Você já ouviu (ou viveu) uma história parecida com esta: o funcionário passa a responder por uma equipe, assume decisões estratégicas, é chamado de “coordenador” ou “líder” nas conversas do dia a dia, mas na carteira de trabalho continua registrado no cargo antigo, com o salário antigo. Meses depois, quando a relação termina, a rescisão é calculada como se nada tivesse mudado. Esse tipo de situação é mais comum do que parece e tem nome no Direito do Trabalho: desvio de função, que muitas vezes vem acompanhado de acúmulo de função e de problemas de equiparação salarial.
Neste artigo, vamos explicar de forma simples o que a lei diz sobre isso, quais são os erros mais comuns cometidos pelas empresas, como o trabalhador pode reunir provas para defender seus direitos e o que costuma acontecer com o cálculo das verbas rescisórias nesses casos.

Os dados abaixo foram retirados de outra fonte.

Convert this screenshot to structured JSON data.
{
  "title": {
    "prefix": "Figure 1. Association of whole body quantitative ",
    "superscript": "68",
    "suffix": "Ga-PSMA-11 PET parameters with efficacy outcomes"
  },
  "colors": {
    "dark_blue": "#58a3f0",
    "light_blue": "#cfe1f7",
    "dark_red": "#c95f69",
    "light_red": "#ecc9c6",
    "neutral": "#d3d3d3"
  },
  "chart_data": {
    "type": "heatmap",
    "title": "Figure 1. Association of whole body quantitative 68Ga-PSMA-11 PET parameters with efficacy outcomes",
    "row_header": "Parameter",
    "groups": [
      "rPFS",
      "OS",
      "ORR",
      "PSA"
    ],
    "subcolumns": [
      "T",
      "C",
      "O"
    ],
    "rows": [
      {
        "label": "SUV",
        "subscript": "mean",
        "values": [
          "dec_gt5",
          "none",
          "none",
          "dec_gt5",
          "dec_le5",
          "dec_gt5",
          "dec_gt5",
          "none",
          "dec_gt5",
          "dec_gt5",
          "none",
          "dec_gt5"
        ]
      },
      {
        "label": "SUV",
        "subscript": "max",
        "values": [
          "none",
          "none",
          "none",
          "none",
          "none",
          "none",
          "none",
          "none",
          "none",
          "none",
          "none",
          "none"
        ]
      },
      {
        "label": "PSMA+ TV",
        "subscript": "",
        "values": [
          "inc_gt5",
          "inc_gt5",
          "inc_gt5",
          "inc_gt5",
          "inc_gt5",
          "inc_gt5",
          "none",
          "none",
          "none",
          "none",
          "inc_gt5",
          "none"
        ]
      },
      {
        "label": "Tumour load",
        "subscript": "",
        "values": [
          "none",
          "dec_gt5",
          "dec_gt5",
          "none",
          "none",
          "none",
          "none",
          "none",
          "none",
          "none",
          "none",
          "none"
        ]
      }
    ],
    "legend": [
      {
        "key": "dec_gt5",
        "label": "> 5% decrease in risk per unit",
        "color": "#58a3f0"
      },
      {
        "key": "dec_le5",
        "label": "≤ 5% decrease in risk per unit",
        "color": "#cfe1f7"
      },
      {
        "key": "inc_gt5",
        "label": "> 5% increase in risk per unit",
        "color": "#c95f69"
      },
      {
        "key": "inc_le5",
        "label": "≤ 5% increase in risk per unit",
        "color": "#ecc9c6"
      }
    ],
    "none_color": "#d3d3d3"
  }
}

O objetivo é te ajudar a reconhecer se você já passou (ou está passando) por algo parecido.
O que é desvio de função e o que é acúmulo de função
Apesar de andarem juntos na prática, esses dois conceitos não são exatamente a mesma coisa, e entender a diferença ajuda a identificar melhor a sua situação.
Desvio de função
O desvio de função acontece quando o trabalhador é contratado para exercer determinada atividade, mas, com o tempo, passa a exercer outra função, geralmente mais complexa ou de maior responsabilidade, sem que o contrato de trabalho seja formalmente alterado. Na prática, a pessoa “vira” gerente, supervisora ou coordenadora no dia a dia, mas continua registrada e remunerada como analista, assistente ou auxiliar.
Acúmulo de função
Já o acúmulo de função ocorre quando o empregado continua exercendo as tarefas do seu cargo original, mas passa a acumular também as atribuições de outro cargo, muitas vezes sem qualquer contrapartida financeira. É o clássico “faz o seu e o do colega que saiu”, sem ajuste salarial.
Nos dois casos, o ponto em comum é o mesmo: existe uma diferença entre o que está no papel e o que acontece na realidade da empresa. E é justamente essa diferença que pode gerar direito a diferenças salariais e a impactos diretos no cálculo da rescisão.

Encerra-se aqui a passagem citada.